When he thought two of his sons were plotting against him (which they probably were) Herod had them killed, and then bribed his Roman over lords to cover the crime. So, kill a few babies in Bethlehem (see Matthew 2:16-18)? Herod was quite capable of doing much more in his jealous rages.
Into that dark world hope was born.
Into the stillness of the night came the song of the angels to the shepherds: “Glory to God in the Highest, and on earth peace among those with whom He is pleased.” (Luke 2:14). They went to catch a glimpse of hope in the Christ-child laid in a manger.
At about the same time, Magi in the East saw a miraculous star and somehow recognized the dawn of hope. They followed that star to find in Bethlehem the Light of the world.
Mary and Joseph, too, believed the word of the angels that they were holding in their arms the Hope of the world. While carrying him in her womb, Mary had sung “He has helped his servant Israel, in remembrance of his mercy, as he spoke to our fathers, to Abraham and to his offspring forever” (Luke 1:54-55).
In the same way Zechariah, with tongue loosed by the Spirit, praised God: “Blessed be the Lord God of Israel, for he has visited and redeemed his people…to show mercy promised to our fathers and to remember his Holy covenant” (Luke 1:68,72). Old Simeon also, with eyes illuminated by the light of God, when Mary placed in his hands the child who is the Hope of the world, proclaimed: “my eyes have seen your salvation that you have prepared in the presence of all peoples” (Luke 2:30-31).
That’s what they believed, yes, but the 21st century world is different, is it not?

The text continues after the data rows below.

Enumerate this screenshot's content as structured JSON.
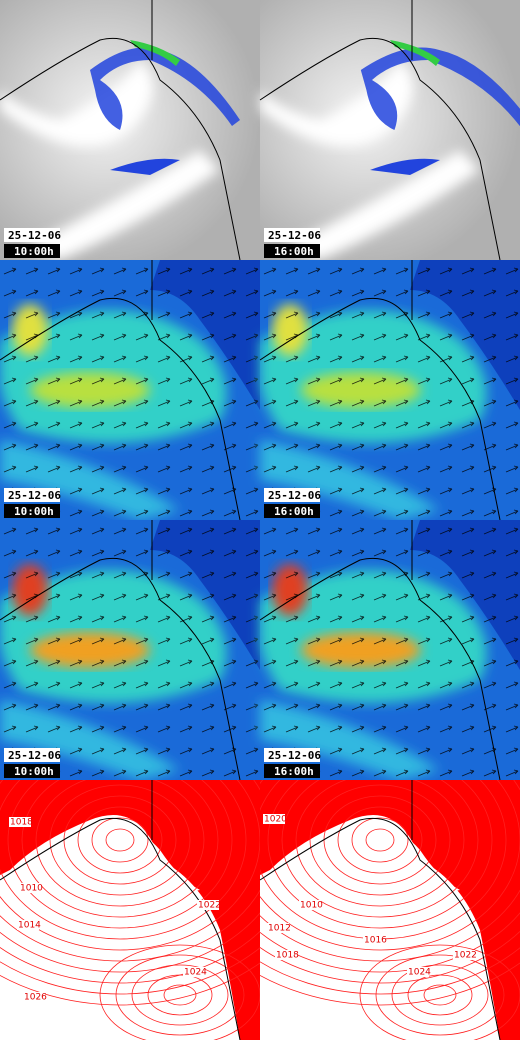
{
  "panels": [
    {
      "date": "25-12-06",
      "time": "10:00h"
    },
    {
      "date": "25-12-06",
      "time": "16:00h"
    },
    {
      "date": "25-12-06",
      "time": "10:00h"
    },
    {
      "date": "25-12-06",
      "time": "16:00h"
    },
    {
      "date": "25-12-06",
      "time": "10:00h"
    },
    {
      "date": "25-12-06",
      "time": "16:00h"
    }
  ],
  "pressure_panels": [
    {
      "labels": [
        "1018",
        "1014",
        "1022",
        "1026",
        "1024",
        "1010"
      ]
    },
    {
      "labels": [
        "1020",
        "1010",
        "1012",
        "1018",
        "1016",
        "1024",
        "1022"
      ]
    }
  ]
}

No, not really. Human nature and sinful activity are the same, no matter what the century. What you see on TMZ (a contemporary gossip TV show) about today’s celebrities is no better or worse than King Herod and his family. The first century Roman world was full of conflicting religious claims, violence, sexual abuse and grinding poverty next to unimaginable riches. Our 21st century is full of the same foolish and sinful violence, producing in many the same sense of hopelessness.
Into our dark world, we believe, real hope was born in Bethlehem’s stable, as we sing: “The hopes and fears of all the years, are met in thee tonight” (O Little Town of Bethlehem-LSB 361). The Scripture says: “For we know that the whole creation has been groaning together in the pains of childbirth until now. And not only the creation, but we ourselves, who have the firstfruits of the Spirit, groan inwardly as we wait eagerly for adoption as sons, the redemption of our bodies. For in this hope we were saved” (Romans 8:22-24). Jesus Christ is that one sure hope of the world.

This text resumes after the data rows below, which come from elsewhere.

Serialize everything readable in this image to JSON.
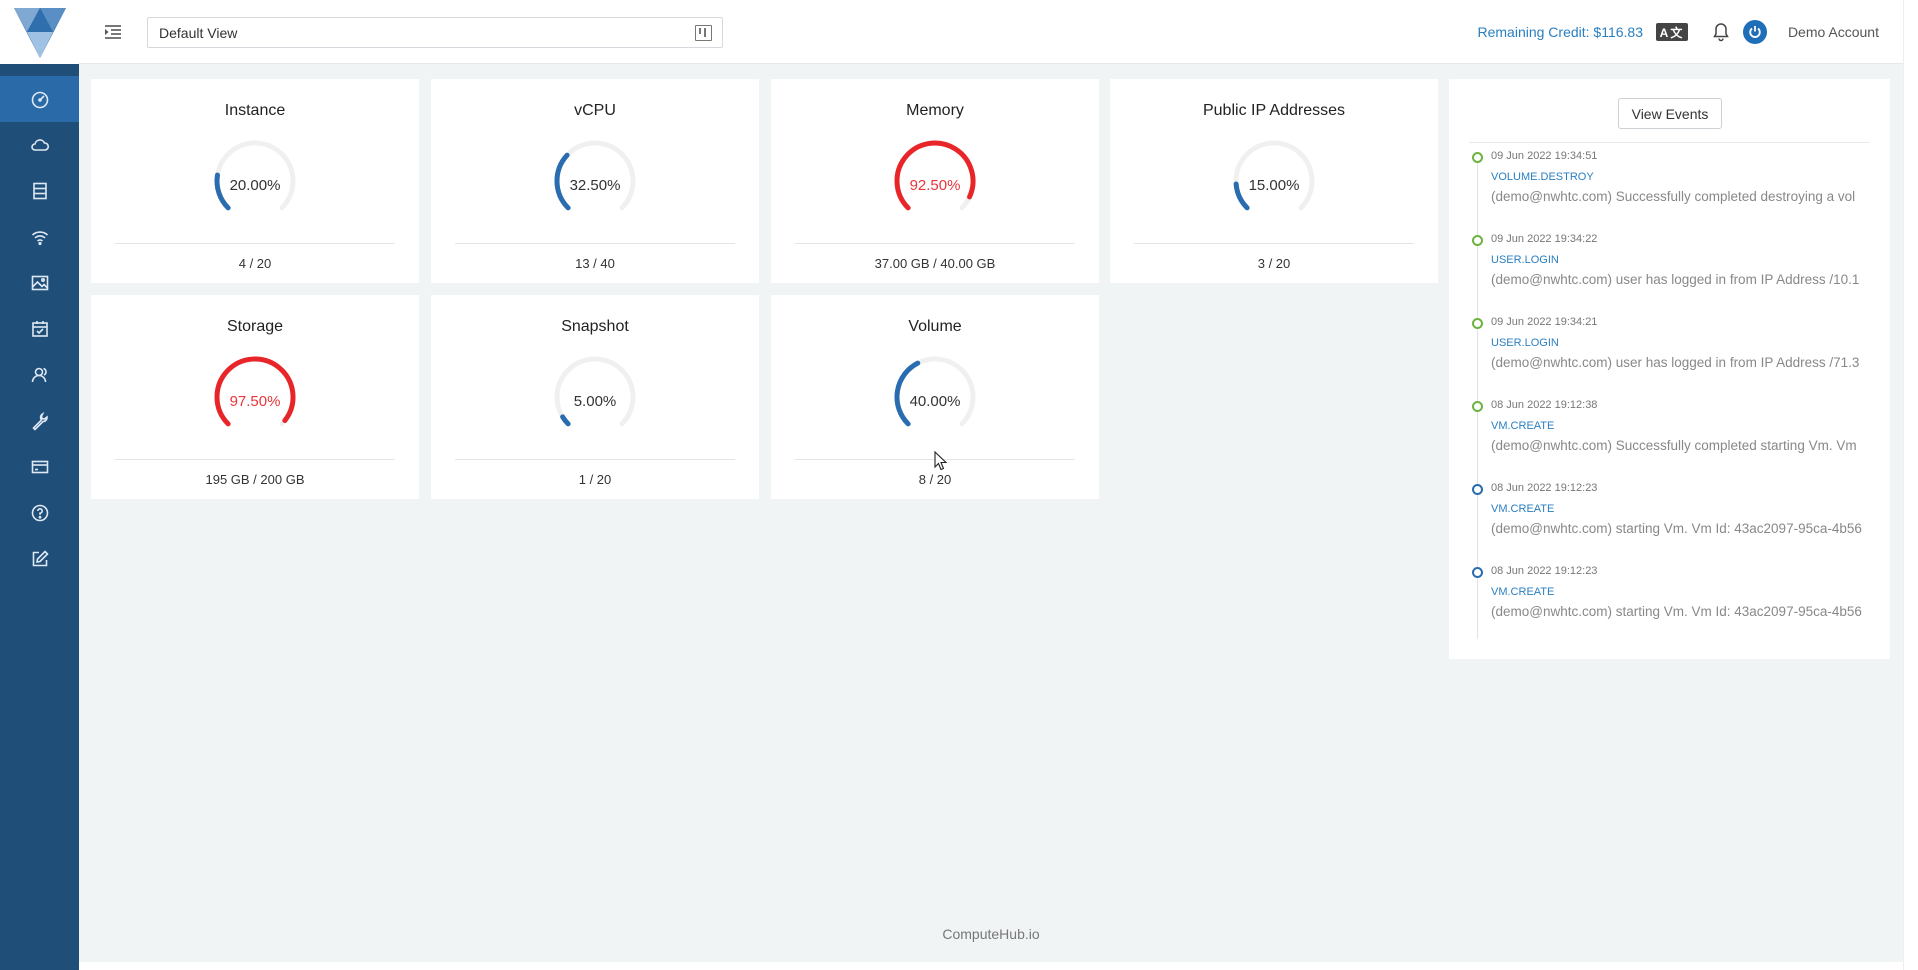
{
  "header": {
    "view_select": "Default View",
    "credit": "Remaining Credit: $116.83",
    "lang_icon": "A文",
    "account": "Demo Account"
  },
  "sidebar": {
    "items": [
      {
        "icon": "dashboard-icon",
        "active": true
      },
      {
        "icon": "cloud-icon"
      },
      {
        "icon": "server-icon"
      },
      {
        "icon": "wifi-icon"
      },
      {
        "icon": "image-icon"
      },
      {
        "icon": "calendar-check-icon"
      },
      {
        "icon": "users-icon"
      },
      {
        "icon": "wrench-icon"
      },
      {
        "icon": "credit-card-icon"
      },
      {
        "icon": "help-icon"
      },
      {
        "icon": "edit-icon"
      }
    ]
  },
  "gauges": [
    {
      "title": "Instance",
      "value": "20.00%",
      "percent": 20.0,
      "usage": "4 / 20",
      "status": "normal"
    },
    {
      "title": "vCPU",
      "value": "32.50%",
      "percent": 32.5,
      "usage": "13 / 40",
      "status": "normal"
    },
    {
      "title": "Memory",
      "value": "92.50%",
      "percent": 92.5,
      "usage": "37.00 GB / 40.00 GB",
      "status": "danger"
    },
    {
      "title": "Public IP Addresses",
      "value": "15.00%",
      "percent": 15.0,
      "usage": "3 / 20",
      "status": "normal"
    },
    {
      "title": "Storage",
      "value": "97.50%",
      "percent": 97.5,
      "usage": "195 GB / 200 GB",
      "status": "danger"
    },
    {
      "title": "Snapshot",
      "value": "5.00%",
      "percent": 5.0,
      "usage": "1 / 20",
      "status": "normal"
    },
    {
      "title": "Volume",
      "value": "40.00%",
      "percent": 40.0,
      "usage": "8 / 20",
      "status": "normal"
    }
  ],
  "colors": {
    "normal": "#2a6cb0",
    "danger": "#e8262a",
    "track": "#f0f0f0"
  },
  "events": {
    "view_button": "View Events",
    "items": [
      {
        "time": "09 Jun 2022 19:34:51",
        "type": "VOLUME.DESTROY",
        "message": "(demo@nwhtc.com) Successfully completed destroying a vol",
        "dot": "green"
      },
      {
        "time": "09 Jun 2022 19:34:22",
        "type": "USER.LOGIN",
        "message": "(demo@nwhtc.com) user has logged in from IP Address /10.1",
        "dot": "green"
      },
      {
        "time": "09 Jun 2022 19:34:21",
        "type": "USER.LOGIN",
        "message": "(demo@nwhtc.com) user has logged in from IP Address /71.3",
        "dot": "green"
      },
      {
        "time": "08 Jun 2022 19:12:38",
        "type": "VM.CREATE",
        "message": "(demo@nwhtc.com) Successfully completed starting Vm. Vm",
        "dot": "green"
      },
      {
        "time": "08 Jun 2022 19:12:23",
        "type": "VM.CREATE",
        "message": "(demo@nwhtc.com) starting Vm. Vm Id: 43ac2097-95ca-4b56",
        "dot": "blue"
      },
      {
        "time": "08 Jun 2022 19:12:23",
        "type": "VM.CREATE",
        "message": "(demo@nwhtc.com) starting Vm. Vm Id: 43ac2097-95ca-4b56",
        "dot": "blue"
      }
    ]
  },
  "footer": {
    "text": "ComputeHub.io"
  }
}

Here is why we who believe in Jesus are people of authentic hope. We have seen in our own lives the meaning of what the Scripture says:
“For whatever was written in former days was written for our instruction, that through endurance and through the encouragement of the Scriptures we might have hope.” (Romans 15:4). God’s word of hope has lifted our eyes to see in Jesus the assurance, absolute and certain, that God is for us, that He is the God of life, not death, and that God’s promises overcome aimlessness and despair.
The world has many counterfeit hopes, but we celebrate Christmas and Epiphany exactly because Jesus has made us people of hope, people who look to the future, people who know how history will turn out. Again, Scripture says: “…to this end we toil and strive, because we have our hope set on the living God, who is the Savior of all people, especially of those who believe.” (1 Timothy 4:9-10).

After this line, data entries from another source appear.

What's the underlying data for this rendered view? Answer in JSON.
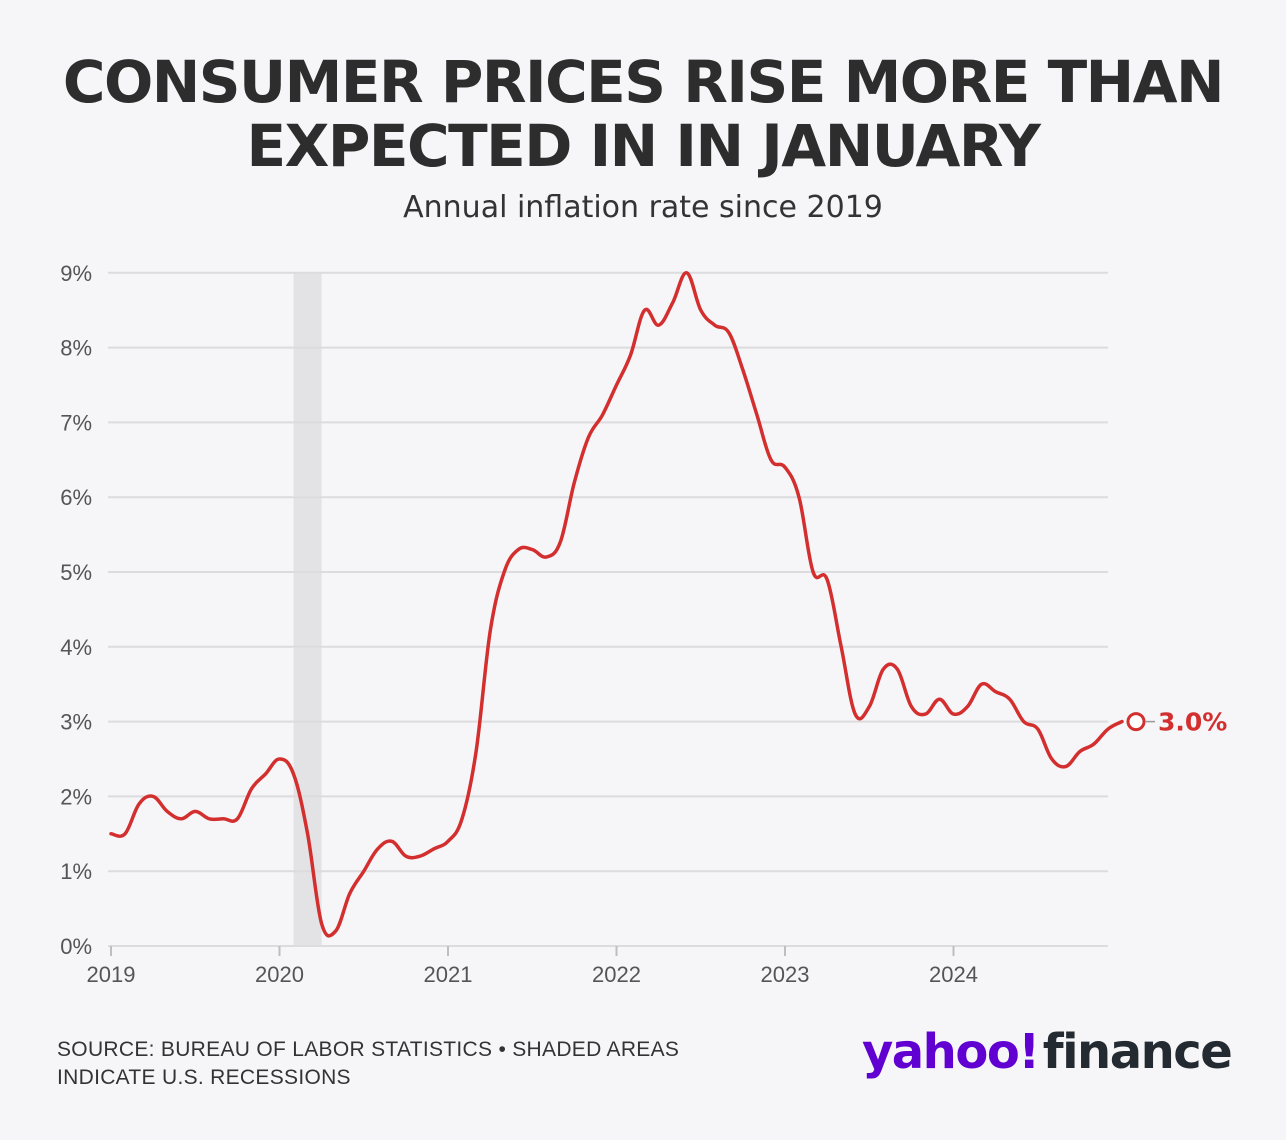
{
  "header": {
    "title": "CONSUMER PRICES RISE MORE THAN EXPECTED IN IN JANUARY",
    "subtitle": "Annual inflation rate since 2019"
  },
  "footer": {
    "source": "SOURCE: BUREAU OF LABOR STATISTICS • SHADED AREAS INDICATE U.S. RECESSIONS",
    "logo_yahoo": "yahoo!",
    "logo_finance": "finance"
  },
  "colors": {
    "line": "#d32f2f",
    "grid": "#dcdcdf",
    "recession": "#e3e3e5",
    "text": "#2d2d2d",
    "brand_purple": "#6001d2"
  },
  "chart_data": {
    "type": "line",
    "title": "CONSUMER PRICES RISE MORE THAN EXPECTED IN IN JANUARY",
    "subtitle": "Annual inflation rate since 2019",
    "xlabel": "",
    "ylabel": "",
    "ylim": [
      0,
      9
    ],
    "yticks": [
      0,
      1,
      2,
      3,
      4,
      5,
      6,
      7,
      8,
      9
    ],
    "ytick_labels": [
      "0%",
      "1%",
      "2%",
      "3%",
      "4%",
      "5%",
      "6%",
      "7%",
      "8%",
      "9%"
    ],
    "xtick_years": [
      2019,
      2020,
      2021,
      2022,
      2023,
      2024
    ],
    "xtick_labels": [
      "2019",
      "2020",
      "2021",
      "2022",
      "2023",
      "2024"
    ],
    "grid": true,
    "recessions": [
      {
        "start": "2020-02",
        "end": "2020-04"
      }
    ],
    "series": [
      {
        "values": [
          [
            "2019-01",
            1.5
          ],
          [
            "2019-02",
            1.5
          ],
          [
            "2019-03",
            1.9
          ],
          [
            "2019-04",
            2.0
          ],
          [
            "2019-05",
            1.8
          ],
          [
            "2019-06",
            1.7
          ],
          [
            "2019-07",
            1.8
          ],
          [
            "2019-08",
            1.7
          ],
          [
            "2019-09",
            1.7
          ],
          [
            "2019-10",
            1.7
          ],
          [
            "2019-11",
            2.1
          ],
          [
            "2019-12",
            2.3
          ],
          [
            "2020-01",
            2.5
          ],
          [
            "2020-02",
            2.3
          ],
          [
            "2020-03",
            1.5
          ],
          [
            "2020-04",
            0.3
          ],
          [
            "2020-05",
            0.2
          ],
          [
            "2020-06",
            0.7
          ],
          [
            "2020-07",
            1.0
          ],
          [
            "2020-08",
            1.3
          ],
          [
            "2020-09",
            1.4
          ],
          [
            "2020-10",
            1.2
          ],
          [
            "2020-11",
            1.2
          ],
          [
            "2020-12",
            1.3
          ],
          [
            "2021-01",
            1.4
          ],
          [
            "2021-02",
            1.7
          ],
          [
            "2021-03",
            2.6
          ],
          [
            "2021-04",
            4.2
          ],
          [
            "2021-05",
            5.0
          ],
          [
            "2021-06",
            5.3
          ],
          [
            "2021-07",
            5.3
          ],
          [
            "2021-08",
            5.2
          ],
          [
            "2021-09",
            5.4
          ],
          [
            "2021-10",
            6.2
          ],
          [
            "2021-11",
            6.8
          ],
          [
            "2021-12",
            7.1
          ],
          [
            "2022-01",
            7.5
          ],
          [
            "2022-02",
            7.9
          ],
          [
            "2022-03",
            8.5
          ],
          [
            "2022-04",
            8.3
          ],
          [
            "2022-05",
            8.6
          ],
          [
            "2022-06",
            9.0
          ],
          [
            "2022-07",
            8.5
          ],
          [
            "2022-08",
            8.3
          ],
          [
            "2022-09",
            8.2
          ],
          [
            "2022-10",
            7.7
          ],
          [
            "2022-11",
            7.1
          ],
          [
            "2022-12",
            6.5
          ],
          [
            "2023-01",
            6.4
          ],
          [
            "2023-02",
            6.0
          ],
          [
            "2023-03",
            5.0
          ],
          [
            "2023-04",
            4.9
          ],
          [
            "2023-05",
            4.0
          ],
          [
            "2023-06",
            3.1
          ],
          [
            "2023-07",
            3.2
          ],
          [
            "2023-08",
            3.7
          ],
          [
            "2023-09",
            3.7
          ],
          [
            "2023-10",
            3.2
          ],
          [
            "2023-11",
            3.1
          ],
          [
            "2023-12",
            3.3
          ],
          [
            "2024-01",
            3.1
          ],
          [
            "2024-02",
            3.2
          ],
          [
            "2024-03",
            3.5
          ],
          [
            "2024-04",
            3.4
          ],
          [
            "2024-05",
            3.3
          ],
          [
            "2024-06",
            3.0
          ],
          [
            "2024-07",
            2.9
          ],
          [
            "2024-08",
            2.5
          ],
          [
            "2024-09",
            2.4
          ],
          [
            "2024-10",
            2.6
          ],
          [
            "2024-11",
            2.7
          ],
          [
            "2024-12",
            2.9
          ],
          [
            "2025-01",
            3.0
          ]
        ],
        "color": "#d32f2f"
      }
    ],
    "end_label": "3.0%"
  }
}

So do you ever feel hopeless? Do you ever feel as though life is dead end? With no purpose or meaning? Jesus was born for you! Christmas is your holiday. Every Christmas display you have seen this season has been a sign that God has not abandoned you, that your life has meaning in Christ, that you are valuable to God, and that in Jesus, born for us, crucified and raised from the dead, you have “a future and a hope” (Jeremiah 29:11).
Every Christmas service we attended sent us back into the same world, but filled with hope in Jesus, to be agents of His lasting hope. We now enter the Epiphany season “in our hearts regarding Christ as holy” but also always “prepared to make a defense to anyone who asks you for a reason for the hope that is in you” (1 Peter 3:15). We are people of hope in Jesus.
A very blessed and hope filled New Year and Epiphany to all!